During the past year or so, DCFS has taken major heat from the legislature’s bipartisan Joint Committee on Administrative Rules over the department’s regulation of child care centers. At one point, some legislators said the embattled agency should get out of the child care regulatory business altogether and focus on its core mission.
So I asked Mueller what she thought about the idea. “I do think that getting out of the child care licensing business for DCFS helps us focus on our core mission,” Mueller said.
Mueller talked about the idea in the context of “right-sizing” the agency. Her main priority, she said, is “getting in front” of the steadily increasing numbers of calls to the agency’s hotline, the resulting increase in investigations and the increased number of kids in care, which she said is “really unsustainable at some point.” Instead, she said she wants to “focus on prevention” and work with other state agencies “to make sure that no family is coming into or touching the DCFS system just because they need support and services for their child.”

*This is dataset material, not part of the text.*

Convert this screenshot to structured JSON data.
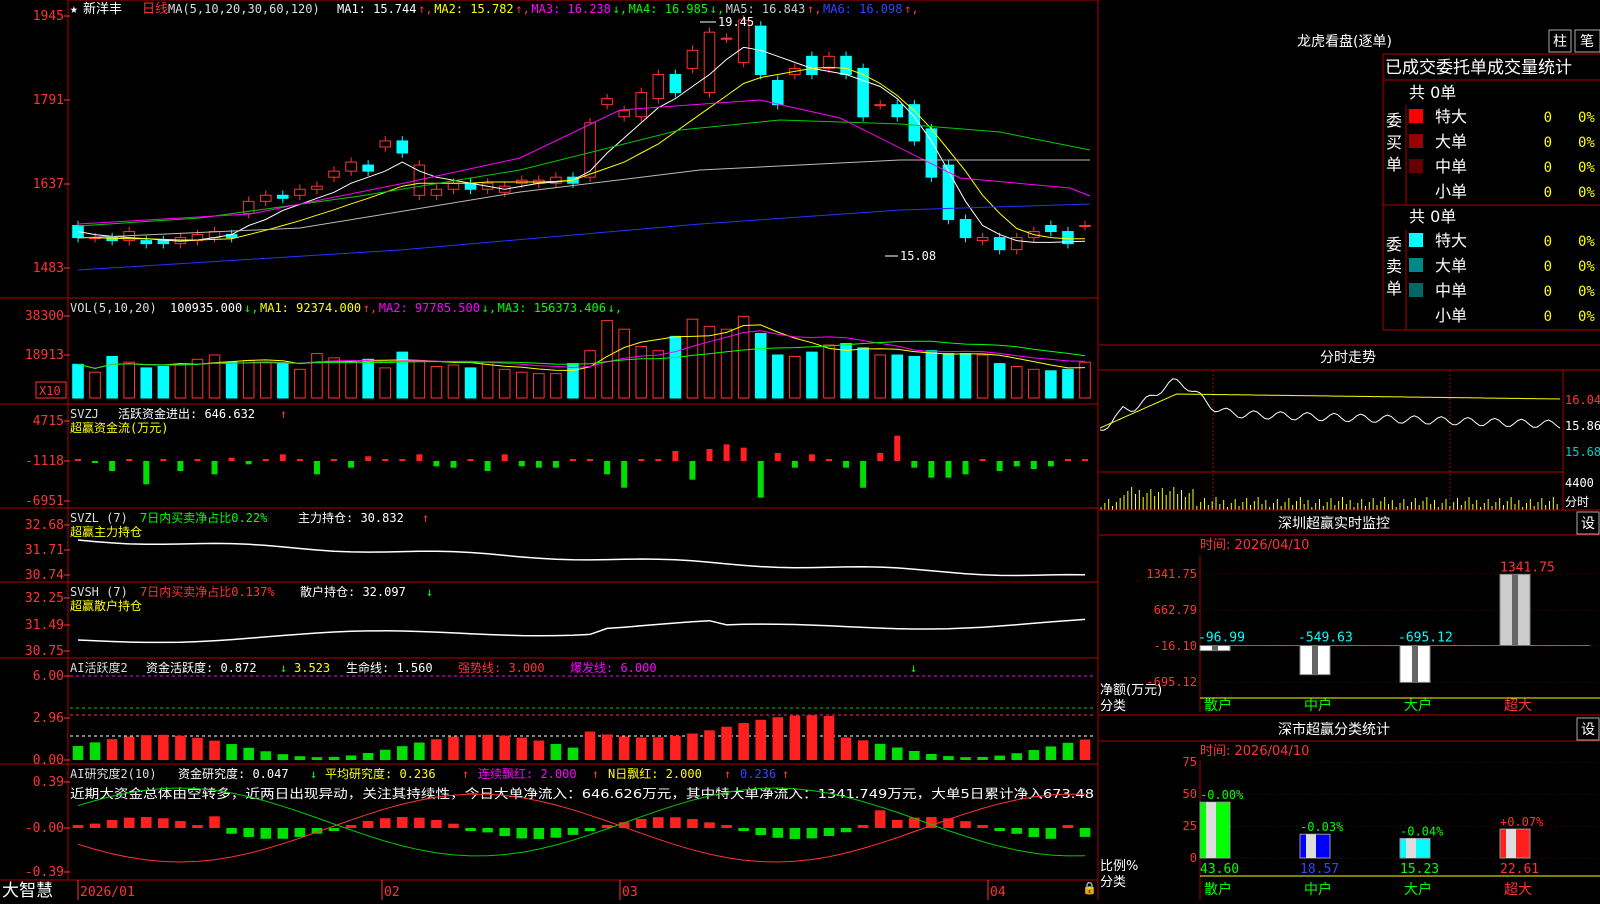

“Most kids,” she said, “want to be with family, they want to be at home.” And she noted that “strong, healthy families” would help “keep kids safe.”
Cook County Public Guardian Charles Golbert has been a ferocious critic of DCFS over the years, but he called a recent meeting with Mueller “highly productive.” (Mueller said she wants regular meetings with Golbert to make sure their two offices are “finding solutions together.”)

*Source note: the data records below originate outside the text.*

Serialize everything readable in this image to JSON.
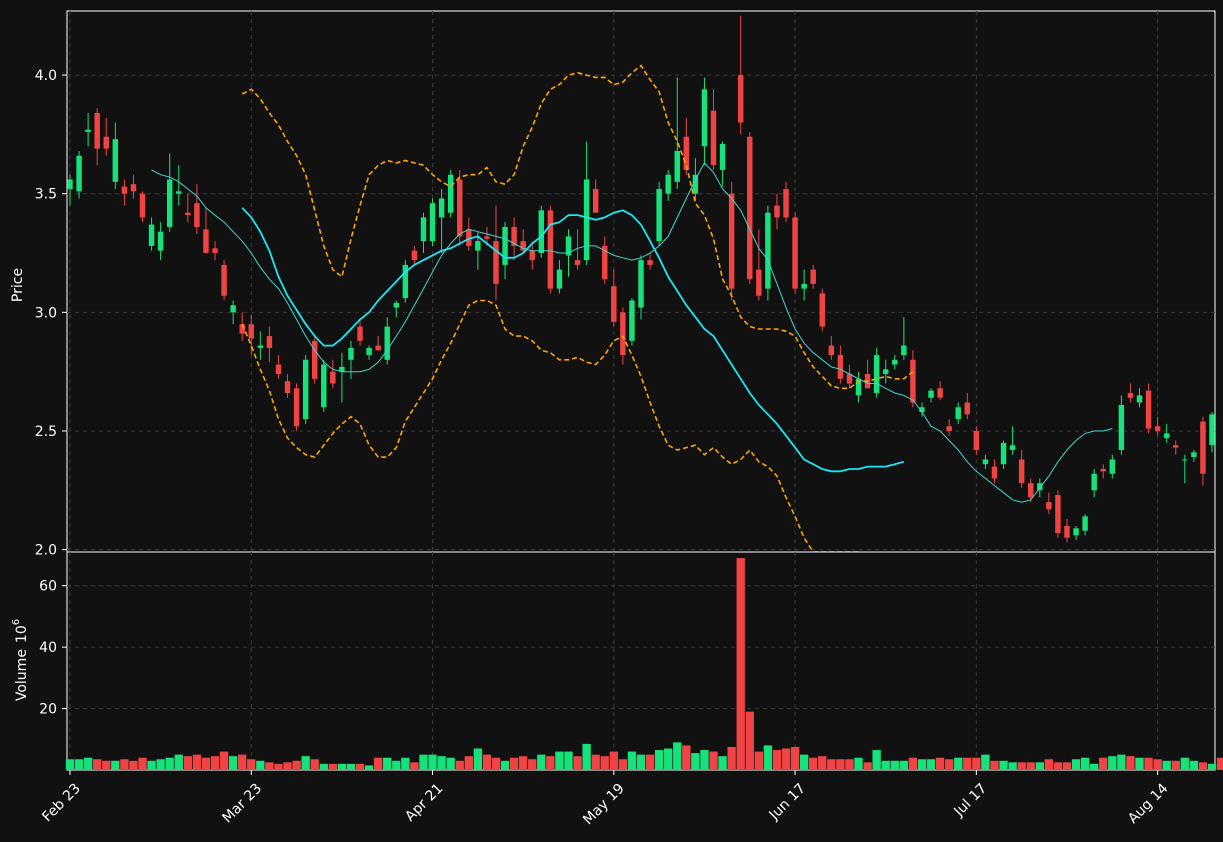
{
  "colors": {
    "background": "#111111",
    "panel_border": "#ffffff",
    "grid": "#3a3a3a",
    "up": "#16e27b",
    "down": "#f04444",
    "ma_fast": "#3fd6d0",
    "ma_slow": "#18e8f4",
    "bands": "#ffa500",
    "text": "#ffffff"
  },
  "chart_data": {
    "type": "candlestick",
    "title": "",
    "price_panel": {
      "ylabel": "Price",
      "ylim": [
        1.99,
        4.27
      ],
      "yticks": [
        "2.0",
        "2.5",
        "3.0",
        "3.5",
        "4.0"
      ],
      "grid": true
    },
    "volume_panel": {
      "ylabel": "Volume",
      "ylabel_exponent": "10",
      "ylabel_power": "6",
      "ylim": [
        0,
        70
      ],
      "yticks": [
        "20",
        "40",
        "60"
      ],
      "grid": true
    },
    "x_tick_labels": [
      {
        "label": "Feb 23",
        "index": 0
      },
      {
        "label": "Mar 23",
        "index": 20
      },
      {
        "label": "Apr 21",
        "index": 40
      },
      {
        "label": "May 19",
        "index": 60
      },
      {
        "label": "Jun 17",
        "index": 80
      },
      {
        "label": "Jul 17",
        "index": 100
      },
      {
        "label": "Aug 14",
        "index": 120
      }
    ],
    "ohlc": [
      [
        3.52,
        3.58,
        3.45,
        3.56
      ],
      [
        3.51,
        3.68,
        3.48,
        3.66
      ],
      [
        3.76,
        3.84,
        3.7,
        3.77
      ],
      [
        3.84,
        3.86,
        3.62,
        3.69
      ],
      [
        3.74,
        3.82,
        3.66,
        3.69
      ],
      [
        3.55,
        3.8,
        3.52,
        3.73
      ],
      [
        3.53,
        3.56,
        3.45,
        3.5
      ],
      [
        3.54,
        3.58,
        3.48,
        3.51
      ],
      [
        3.5,
        3.51,
        3.38,
        3.4
      ],
      [
        3.28,
        3.4,
        3.26,
        3.37
      ],
      [
        3.26,
        3.38,
        3.22,
        3.34
      ],
      [
        3.36,
        3.67,
        3.34,
        3.56
      ],
      [
        3.5,
        3.62,
        3.45,
        3.51
      ],
      [
        3.42,
        3.5,
        3.38,
        3.41
      ],
      [
        3.46,
        3.54,
        3.33,
        3.36
      ],
      [
        3.35,
        3.44,
        3.25,
        3.25
      ],
      [
        3.27,
        3.3,
        3.22,
        3.25
      ],
      [
        3.2,
        3.22,
        3.05,
        3.07
      ],
      [
        3.0,
        3.05,
        2.95,
        3.03
      ],
      [
        2.95,
        3.0,
        2.88,
        2.91
      ],
      [
        2.95,
        2.99,
        2.82,
        2.89
      ],
      [
        2.85,
        2.92,
        2.8,
        2.86
      ],
      [
        2.9,
        2.94,
        2.79,
        2.85
      ],
      [
        2.78,
        2.82,
        2.72,
        2.74
      ],
      [
        2.71,
        2.74,
        2.64,
        2.66
      ],
      [
        2.68,
        2.7,
        2.5,
        2.52
      ],
      [
        2.55,
        2.82,
        2.53,
        2.8
      ],
      [
        2.88,
        2.9,
        2.7,
        2.72
      ],
      [
        2.6,
        2.8,
        2.58,
        2.78
      ],
      [
        2.75,
        2.8,
        2.68,
        2.7
      ],
      [
        2.75,
        2.83,
        2.62,
        2.77
      ],
      [
        2.8,
        2.88,
        2.72,
        2.85
      ],
      [
        2.94,
        2.97,
        2.86,
        2.88
      ],
      [
        2.82,
        2.86,
        2.8,
        2.85
      ],
      [
        2.86,
        2.9,
        2.84,
        2.84
      ],
      [
        2.8,
        2.98,
        2.78,
        2.94
      ],
      [
        3.02,
        3.05,
        2.98,
        3.04
      ],
      [
        3.06,
        3.22,
        3.04,
        3.2
      ],
      [
        3.26,
        3.28,
        3.2,
        3.22
      ],
      [
        3.3,
        3.42,
        3.25,
        3.4
      ],
      [
        3.3,
        3.48,
        3.28,
        3.46
      ],
      [
        3.4,
        3.52,
        3.25,
        3.48
      ],
      [
        3.42,
        3.6,
        3.4,
        3.58
      ],
      [
        3.56,
        3.6,
        3.28,
        3.32
      ],
      [
        3.35,
        3.4,
        3.26,
        3.28
      ],
      [
        3.26,
        3.34,
        3.18,
        3.3
      ],
      [
        3.32,
        3.36,
        3.28,
        3.31
      ],
      [
        3.3,
        3.45,
        3.05,
        3.12
      ],
      [
        3.2,
        3.38,
        3.14,
        3.36
      ],
      [
        3.36,
        3.4,
        3.22,
        3.28
      ],
      [
        3.3,
        3.35,
        3.25,
        3.26
      ],
      [
        3.26,
        3.3,
        3.18,
        3.22
      ],
      [
        3.25,
        3.45,
        3.23,
        3.43
      ],
      [
        3.43,
        3.45,
        3.08,
        3.1
      ],
      [
        3.1,
        3.22,
        3.08,
        3.18
      ],
      [
        3.24,
        3.35,
        3.15,
        3.32
      ],
      [
        3.22,
        3.35,
        3.18,
        3.2
      ],
      [
        3.22,
        3.72,
        3.2,
        3.56
      ],
      [
        3.52,
        3.56,
        3.42,
        3.42
      ],
      [
        3.28,
        3.32,
        3.12,
        3.14
      ],
      [
        3.11,
        3.18,
        2.94,
        2.96
      ],
      [
        3.0,
        3.02,
        2.78,
        2.82
      ],
      [
        2.88,
        3.06,
        2.86,
        3.05
      ],
      [
        3.02,
        3.24,
        2.97,
        3.22
      ],
      [
        3.22,
        3.25,
        3.18,
        3.2
      ],
      [
        3.3,
        3.55,
        3.28,
        3.52
      ],
      [
        3.5,
        3.6,
        3.47,
        3.58
      ],
      [
        3.55,
        3.99,
        3.52,
        3.68
      ],
      [
        3.74,
        3.82,
        3.58,
        3.6
      ],
      [
        3.5,
        3.65,
        3.47,
        3.58
      ],
      [
        3.7,
        3.99,
        3.62,
        3.94
      ],
      [
        3.85,
        3.94,
        3.6,
        3.62
      ],
      [
        3.6,
        3.72,
        3.53,
        3.71
      ],
      [
        3.5,
        3.55,
        3.05,
        3.1
      ],
      [
        4.0,
        4.25,
        3.75,
        3.8
      ],
      [
        3.74,
        3.76,
        3.12,
        3.14
      ],
      [
        3.18,
        3.35,
        3.05,
        3.07
      ],
      [
        3.1,
        3.45,
        3.05,
        3.42
      ],
      [
        3.45,
        3.5,
        3.35,
        3.4
      ],
      [
        3.52,
        3.55,
        3.38,
        3.4
      ],
      [
        3.4,
        3.42,
        3.08,
        3.1
      ],
      [
        3.1,
        3.18,
        3.05,
        3.12
      ],
      [
        3.18,
        3.2,
        3.1,
        3.12
      ],
      [
        3.08,
        3.1,
        2.92,
        2.94
      ],
      [
        2.86,
        2.9,
        2.8,
        2.82
      ],
      [
        2.82,
        2.86,
        2.7,
        2.72
      ],
      [
        2.74,
        2.78,
        2.68,
        2.7
      ],
      [
        2.65,
        2.75,
        2.62,
        2.72
      ],
      [
        2.74,
        2.8,
        2.7,
        2.68
      ],
      [
        2.66,
        2.85,
        2.64,
        2.82
      ],
      [
        2.74,
        2.8,
        2.7,
        2.76
      ],
      [
        2.78,
        2.82,
        2.76,
        2.8
      ],
      [
        2.82,
        2.98,
        2.8,
        2.86
      ],
      [
        2.8,
        2.84,
        2.6,
        2.62
      ],
      [
        2.58,
        2.62,
        2.56,
        2.6
      ],
      [
        2.64,
        2.68,
        2.62,
        2.67
      ],
      [
        2.68,
        2.71,
        2.63,
        2.64
      ],
      [
        2.52,
        2.55,
        2.48,
        2.5
      ],
      [
        2.55,
        2.62,
        2.53,
        2.6
      ],
      [
        2.62,
        2.66,
        2.55,
        2.57
      ],
      [
        2.5,
        2.52,
        2.4,
        2.42
      ],
      [
        2.36,
        2.4,
        2.34,
        2.38
      ],
      [
        2.35,
        2.38,
        2.28,
        2.3
      ],
      [
        2.36,
        2.46,
        2.34,
        2.45
      ],
      [
        2.42,
        2.52,
        2.4,
        2.44
      ],
      [
        2.38,
        2.42,
        2.26,
        2.28
      ],
      [
        2.28,
        2.3,
        2.2,
        2.22
      ],
      [
        2.25,
        2.3,
        2.22,
        2.28
      ],
      [
        2.2,
        2.24,
        2.15,
        2.17
      ],
      [
        2.23,
        2.25,
        2.05,
        2.07
      ],
      [
        2.1,
        2.13,
        2.03,
        2.05
      ],
      [
        2.06,
        2.1,
        2.04,
        2.09
      ],
      [
        2.08,
        2.15,
        2.06,
        2.14
      ],
      [
        2.25,
        2.34,
        2.22,
        2.32
      ],
      [
        2.34,
        2.36,
        2.3,
        2.33
      ],
      [
        2.32,
        2.4,
        2.3,
        2.38
      ],
      [
        2.42,
        2.65,
        2.4,
        2.61
      ],
      [
        2.66,
        2.7,
        2.62,
        2.64
      ],
      [
        2.62,
        2.68,
        2.6,
        2.65
      ],
      [
        2.67,
        2.7,
        2.49,
        2.51
      ],
      [
        2.52,
        2.56,
        2.48,
        2.5
      ],
      [
        2.47,
        2.53,
        2.45,
        2.49
      ],
      [
        2.44,
        2.46,
        2.4,
        2.43
      ],
      [
        2.38,
        2.4,
        2.28,
        2.38
      ],
      [
        2.39,
        2.42,
        2.37,
        2.41
      ],
      [
        2.54,
        2.56,
        2.27,
        2.32
      ],
      [
        2.44,
        2.58,
        2.41,
        2.57
      ]
    ],
    "volume": [
      3.5,
      3.5,
      4,
      3.5,
      3,
      3,
      3.5,
      3,
      4,
      3,
      3.5,
      4,
      5,
      4.5,
      5,
      4,
      4.5,
      6,
      4.5,
      5,
      3.5,
      3,
      2.5,
      2,
      2.5,
      3,
      4.5,
      3.5,
      2,
      2,
      2,
      2,
      2,
      1.5,
      4,
      4,
      3,
      4,
      2.5,
      5,
      5,
      4.5,
      4,
      3,
      4.5,
      7,
      5,
      4,
      3,
      4,
      4.5,
      3.5,
      5,
      4.5,
      6,
      6,
      4.5,
      8.5,
      5,
      4.5,
      6,
      3.5,
      6,
      5,
      5,
      6.5,
      7,
      9,
      8,
      5.5,
      6.5,
      6,
      4.5,
      7.5,
      69,
      19,
      6,
      8,
      6.5,
      7,
      7.5,
      5,
      4,
      4.5,
      3.5,
      3.5,
      3.5,
      4,
      2.5,
      6.5,
      3,
      3,
      3,
      4,
      3.5,
      3.5,
      4,
      3.5,
      4,
      4,
      4,
      5,
      3,
      3,
      2.5,
      2.5,
      2.5,
      2.5,
      3.5,
      2.5,
      2.5,
      3.5,
      4,
      2,
      4,
      4.5,
      5,
      4.5,
      4,
      4,
      3.5,
      3,
      3,
      4,
      3,
      2.5,
      2,
      4,
      3.5,
      3,
      4
    ],
    "ma_fast": {
      "start_index": 9,
      "values": [
        3.6,
        3.58,
        3.57,
        3.55,
        3.52,
        3.49,
        3.44,
        3.41,
        3.38,
        3.34,
        3.3,
        3.25,
        3.19,
        3.14,
        3.1,
        3.04,
        2.97,
        2.9,
        2.84,
        2.79,
        2.76,
        2.75,
        2.75,
        2.75,
        2.76,
        2.79,
        2.84,
        2.9,
        2.96,
        3.03,
        3.1,
        3.17,
        3.24,
        3.29,
        3.33,
        3.35,
        3.34,
        3.33,
        3.32,
        3.31,
        3.29,
        3.27,
        3.26,
        3.26,
        3.26,
        3.25,
        3.25,
        3.27,
        3.28,
        3.28,
        3.26,
        3.24,
        3.23,
        3.22,
        3.23,
        3.25,
        3.28,
        3.32,
        3.4,
        3.48,
        3.56,
        3.63,
        3.59,
        3.52,
        3.48,
        3.43,
        3.35,
        3.27,
        3.22,
        3.12,
        3.02,
        2.93,
        2.87,
        2.83,
        2.8,
        2.77,
        2.76,
        2.74,
        2.72,
        2.7,
        2.7,
        2.68,
        2.66,
        2.65,
        2.63,
        2.58,
        2.52,
        2.5,
        2.46,
        2.42,
        2.37,
        2.33,
        2.3,
        2.27,
        2.24,
        2.21,
        2.2,
        2.21,
        2.26,
        2.31,
        2.37,
        2.42,
        2.46,
        2.49,
        2.5,
        2.5,
        2.51
      ]
    },
    "ma_slow": {
      "start_index": 19,
      "values": [
        3.44,
        3.4,
        3.34,
        3.26,
        3.15,
        3.07,
        3.01,
        2.95,
        2.9,
        2.86,
        2.86,
        2.89,
        2.93,
        2.97,
        3.0,
        3.05,
        3.09,
        3.13,
        3.17,
        3.2,
        3.22,
        3.24,
        3.26,
        3.27,
        3.29,
        3.31,
        3.32,
        3.29,
        3.26,
        3.23,
        3.23,
        3.25,
        3.29,
        3.32,
        3.37,
        3.38,
        3.41,
        3.41,
        3.4,
        3.39,
        3.4,
        3.42,
        3.43,
        3.41,
        3.37,
        3.3,
        3.23,
        3.15,
        3.09,
        3.03,
        2.98,
        2.93,
        2.9,
        2.84,
        2.78,
        2.72,
        2.66,
        2.61,
        2.57,
        2.53,
        2.48,
        2.43,
        2.38,
        2.36,
        2.34,
        2.33,
        2.33,
        2.34,
        2.34,
        2.35,
        2.35,
        2.35,
        2.36,
        2.37
      ]
    },
    "bands_upper": {
      "start_index": 19,
      "values": [
        3.92,
        3.94,
        3.9,
        3.84,
        3.79,
        3.72,
        3.66,
        3.58,
        3.43,
        3.28,
        3.18,
        3.15,
        3.31,
        3.45,
        3.58,
        3.62,
        3.64,
        3.63,
        3.64,
        3.63,
        3.62,
        3.58,
        3.55,
        3.53,
        3.57,
        3.58,
        3.58,
        3.61,
        3.55,
        3.54,
        3.58,
        3.7,
        3.78,
        3.88,
        3.94,
        3.96,
        4.0,
        4.01,
        4.0,
        3.99,
        3.99,
        3.96,
        3.97,
        4.01,
        4.04,
        3.98,
        3.93,
        3.8,
        3.72,
        3.62,
        3.46,
        3.41,
        3.31,
        3.14,
        3.07,
        2.98,
        2.94,
        2.93,
        2.93,
        2.93,
        2.92,
        2.9,
        2.83,
        2.77,
        2.73,
        2.69,
        2.68,
        2.68,
        2.71,
        2.71,
        2.72,
        2.73,
        2.72,
        2.72,
        2.75
      ]
    },
    "bands_lower": {
      "start_index": 19,
      "values": [
        2.95,
        2.86,
        2.76,
        2.67,
        2.55,
        2.47,
        2.43,
        2.4,
        2.39,
        2.44,
        2.49,
        2.53,
        2.56,
        2.53,
        2.44,
        2.39,
        2.39,
        2.43,
        2.54,
        2.6,
        2.66,
        2.72,
        2.8,
        2.87,
        2.95,
        3.03,
        3.05,
        3.05,
        3.03,
        2.93,
        2.9,
        2.9,
        2.88,
        2.84,
        2.83,
        2.8,
        2.8,
        2.81,
        2.79,
        2.78,
        2.82,
        2.88,
        2.9,
        2.82,
        2.73,
        2.62,
        2.52,
        2.44,
        2.42,
        2.43,
        2.44,
        2.4,
        2.43,
        2.39,
        2.36,
        2.38,
        2.42,
        2.37,
        2.35,
        2.31,
        2.22,
        2.14,
        2.05,
        1.98,
        1.96,
        1.97,
        1.97,
        1.98,
        1.99
      ]
    }
  }
}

Golbert, however, pointed out that despite all the increases of youth in care, the state’s rate of removing kids from families is “one of the lowest in the country, and has been for the past 10 years or so.” He also warned that when DCFS has in the past tried to decrease the removal rate, “we have often seen many high-profile cases of dead children.”

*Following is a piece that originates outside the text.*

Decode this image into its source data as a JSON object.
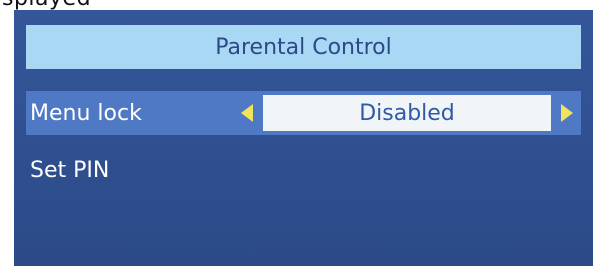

Kyle Hillman with the National Association of Social Workers’ Illinois chapter has also been a sharp critic of DCFS, but he had a much different take than Golbert.
“The director’s strategy to adjust the number of children in care, prioritize kinship, overhaul departmental culture and processes, and enhance the provision of intact services and community programs, is undeniably the correct policy and structural direction for the department,” Hillman said. Too little public attention is paid to “the thousands of cases where this approach has significantly benefited families and youths in care,” Hillman claimed. Instead, he said, “it’s the tragic incidents, including the loss of lives among children previously involved with DCFS, that tend to dominate headlines.”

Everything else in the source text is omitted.